In Virginia  v Hicks (2003)  the Court rejected an overbreadth challenge to a municipal housing authority  trespass  law.   The law  allowed arrest  of  any  nonresident of a housing project who could not  demonstrate "a legitimate business or social policy for being on the premises."  The Court, in an opinion by Justice Scalia, indicated that if would rarely, if ever, uphold an overbreadth challenge against regulations that were not primarily directed to speech or speech-related conduct. 
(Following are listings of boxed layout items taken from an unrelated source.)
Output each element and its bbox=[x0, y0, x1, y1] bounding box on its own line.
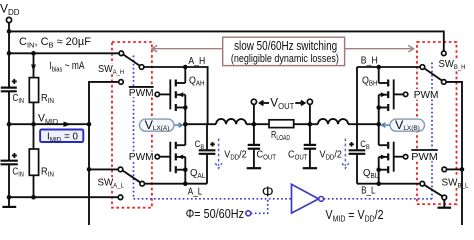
node V_LX(A) oval and arrow bbox=[140, 118, 183, 132]
node phi label bbox=[262, 184, 274, 201]
arrow from annotation box to B switches bbox=[345, 45, 414, 52]
annotation V_MID = V_DD/2 bbox=[326, 207, 384, 224]
inverter U1 (phase splitter) bbox=[292, 184, 324, 213]
junction top rail bbox=[7, 29, 12, 34]
wire V_DD to SW_A_H top contact bbox=[9, 52, 119, 54]
svg-text:PWM: PWM bbox=[414, 89, 439, 101]
transistor Q_AL bbox=[170, 124, 205, 184]
wire B_L node bbox=[357, 183, 420, 185]
svg-text:B_L: B_L bbox=[361, 186, 376, 197]
svg-text:B_H: B_H bbox=[361, 56, 378, 67]
resistor R_IN (top) bbox=[29, 78, 54, 125]
node V_DD terminal bbox=[0, 2, 20, 23]
wire: phi control vertical A side bbox=[133, 56, 135, 199]
node B_H label bbox=[361, 56, 378, 67]
wire V_MID rail bbox=[9, 123, 89, 125]
ground symbol (C_OUT left) bbox=[247, 167, 261, 169]
source phi = 50/60Hz bbox=[186, 206, 251, 221]
node A_L label bbox=[188, 186, 203, 197]
junction A_H bbox=[183, 65, 188, 70]
switch SW_B_L bbox=[420, 167, 469, 200]
wire top V_DD rail across to B side bbox=[9, 31, 444, 51]
junction V_OUT right bbox=[308, 122, 313, 127]
capacitor C_IN (bottom) bbox=[1, 153, 24, 197]
junction B_H bbox=[376, 65, 381, 70]
switch SW_A_H bbox=[97, 51, 144, 84]
arrow from annotation box to A switches bbox=[152, 45, 223, 52]
node V_MID label and arrow bbox=[38, 113, 72, 127]
node A_H label bbox=[188, 56, 205, 67]
wire: phi horizontal rail (inverter output) bbox=[324, 198, 432, 200]
wire V_MID to SW_A_L top contact bbox=[89, 168, 118, 170]
resistor R_IN (bottom) bbox=[29, 124, 54, 197]
junction V_DD / divider bbox=[7, 51, 12, 56]
junction LX(A) bbox=[183, 122, 188, 127]
junction V_MID left bbox=[7, 122, 12, 127]
wire V_MID riser to switches bbox=[89, 82, 119, 225]
transistor Q_AH bbox=[170, 67, 204, 124]
wire: phi source stub bbox=[251, 199, 268, 214]
wire: phi control vertical B side bbox=[431, 63, 433, 199]
svg-text:PWM: PWM bbox=[129, 151, 154, 163]
capacitor C_IN (top) bbox=[1, 79, 24, 161]
wire SW_A_L common to A_L node bbox=[145, 183, 208, 185]
wire inductor A to V_OUT node bbox=[246, 123, 254, 125]
svg-text:slow 50/60Hz switching: slow 50/60Hz switching bbox=[234, 39, 337, 53]
junction V_MID riser bbox=[87, 122, 92, 127]
svg-text:(negligible dynamic losses): (negligible dynamic losses) bbox=[231, 53, 339, 65]
wire SW_B_H bottom contact to V_MID riser B bbox=[446, 82, 462, 225]
junction B_L bbox=[376, 181, 381, 186]
gate drive PWM (Q_BH) bbox=[394, 89, 439, 101]
svg-text:Φ= 50/60Hz: Φ= 50/60Hz bbox=[186, 206, 244, 221]
wire SW_B_L top contact to V_MID riser B bbox=[447, 168, 462, 170]
capacitor C_B (B side) bbox=[349, 67, 371, 184]
wire SW_A_H common to A_H node bbox=[144, 67, 208, 124]
capacitor C_OUT (right) bbox=[288, 124, 316, 167]
svg-text:A_H: A_H bbox=[188, 56, 205, 67]
junction A_L bbox=[183, 181, 188, 186]
wire V_DD rail down bbox=[8, 23, 10, 87]
wire: phi horizontal rail (inverter input) bbox=[134, 198, 292, 200]
capacitor C_OUT (left) bbox=[248, 124, 277, 167]
junction R_IN top branch bbox=[31, 51, 36, 56]
wire B_H node bbox=[357, 66, 420, 68]
annotation box: slow 50/60Hz switching bbox=[223, 37, 345, 65]
wire inductor B to LX(B) bbox=[348, 123, 379, 125]
switch SW_B_H bbox=[420, 51, 469, 84]
ground symbol (input divider) bbox=[2, 197, 16, 207]
gate drive PWM (Q_AL) bbox=[128, 151, 171, 163]
gate drive PWMbar (Q_AH) bbox=[128, 86, 171, 99]
svg-text:A_L: A_L bbox=[188, 186, 203, 197]
junction ground R_IN bbox=[31, 195, 36, 200]
ground symbol (C_OUT right) bbox=[303, 167, 317, 169]
annotation V_DD/2 across C_B (A) bbox=[215, 139, 247, 169]
transistor Q_BH bbox=[362, 67, 394, 124]
value label C_IN, C_B = 20uF bbox=[19, 36, 91, 50]
capacitor C_B (A side) bbox=[195, 124, 216, 184]
annotation I_MID = 0 bbox=[40, 130, 83, 144]
wire LX(A) to inductor bbox=[185, 123, 216, 125]
junction LX(B) bbox=[376, 122, 381, 127]
resistor R_LOAD bbox=[254, 120, 310, 142]
switch SW_A_L bbox=[97, 167, 145, 200]
gate drive PWMbar (Q_BL) bbox=[394, 149, 439, 163]
junction V_MID riser B bbox=[460, 167, 465, 172]
svg-text:PWM: PWM bbox=[129, 87, 154, 99]
junction V_OUT left bbox=[252, 122, 257, 127]
ground symbol (SW_B_L) bbox=[438, 200, 452, 208]
node B_L label bbox=[361, 186, 376, 197]
wire / arrow I_bias bbox=[31, 53, 85, 77]
red dashed enclosure box A (slow switches A side) bbox=[112, 42, 152, 208]
junction V_MID R_IN bbox=[31, 122, 36, 127]
inductor L (A side) bbox=[216, 119, 246, 124]
node V_OUT terminals and label bbox=[251, 96, 312, 125]
junction ground left bbox=[7, 195, 12, 200]
red dashed enclosure box B (slow switches B side) bbox=[417, 42, 457, 204]
transistor Q_BL bbox=[363, 124, 394, 184]
junction V_MID riser / SW_A_L feed bbox=[87, 167, 92, 172]
svg-text:Φ: Φ bbox=[262, 184, 274, 201]
svg-text:PWM: PWM bbox=[411, 151, 438, 163]
wire ground rail to SW_A_L bottom contact bbox=[9, 196, 118, 198]
annotation V_DD/2 across C_B (B) bbox=[320, 139, 349, 169]
node V_LX(B) oval and arrow bbox=[382, 118, 425, 132]
inductor L (B side) bbox=[310, 119, 348, 124]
In United States v Stevens (2010), the Court considered a federal statute that criminalized the sale or possession of "depictions of animal cruelty."  After rejected the argument that depictions of animal cruelty might constitute a new category of unprotected speech, the Court considered whether the statute was overbroad in that it might reach videos depicting hunting, arguably inhumane treatment of livestock, or activities legal in some jurisdictions but not others, such as cockfighting.  Chief Justice Roberts, for an 8-1 majority, wrote the opinion striking down the law as substantially overbroad.  Justice Alito dissented.
Erznoznik v Jacksonville (1975)
Bd. of Airport Commissioners v Jews for Jesus (1987)
Virginia v Hicks (2003)
U. S. v Stevens (2010)

The Doctrine of Vagueness
Related to the overbreadth doctrine is the doctrine of vagueness.  The vagueness doctrine, an aspect of the due process requirement of notice, holds that a law is facially invalid if persons of "common intelligence must necessarily guess as at its meaning and differ as to its application."  The Court has indicated that a higher decree of clarity is demanded when the law in question threatens fundamental First Amendment Rights.
As an overbreadth concern might be cured by a narrowing interpretation by a state court, so too a vagueness problem that appears on the face of the statute might be cured by means of a clarifying judicial interpretation (a "saving construction") by a state court.

Terminal at LAX where Jews for Jesus sought to hand out literature

Robert Stevens, whose conviction on animal cruelty charges was overturned on First Amendment grounds.

1. If it is clear that the challenger's speech or conduct could constitutionally be prohibited, why strike down a law that might reach someone else's constitutionally protected speech?
2.  Won't the line between "substantial overbreadth" (unconstitutional) and just plain overbreadth (constitutional) be a fuzzy one?  Should the Court require a particular ration of unconstitutional applications of a law to constitutional applications in order for an overbreadth challenge to be successful?  Can you suggest any principles that would help clarify when a law should be struck down on facial grounds?
3.  Should the Court adopt a bright-line rule that rejects all overbreadth challenges when the law in question is not primarily aimed at expressive activity?
4.  Does the doctrine of substantial overbreadth remove the incentive that legislators might otherwise have had under a more exacting standard of judicial review to draft more precise statutes, with only a very few potentially unconstitutional applications?
5.  Which of the laws challenged on vagueness grounds, the Cincinnati ordinance involved in Coates or the New York regulation of teachers involved in Keyishian, presents the stronger case for a challenge?  Why?
6.  If the Court were to rigorously apply the demanding standard of clarity it used in Keyishian, what other types of regulations might be vulnerable to challenge?
7.  Try drafting legislation prohibiting the depiction of "animal crush videos" that could withstand judicial scrutiny under the First Amendment.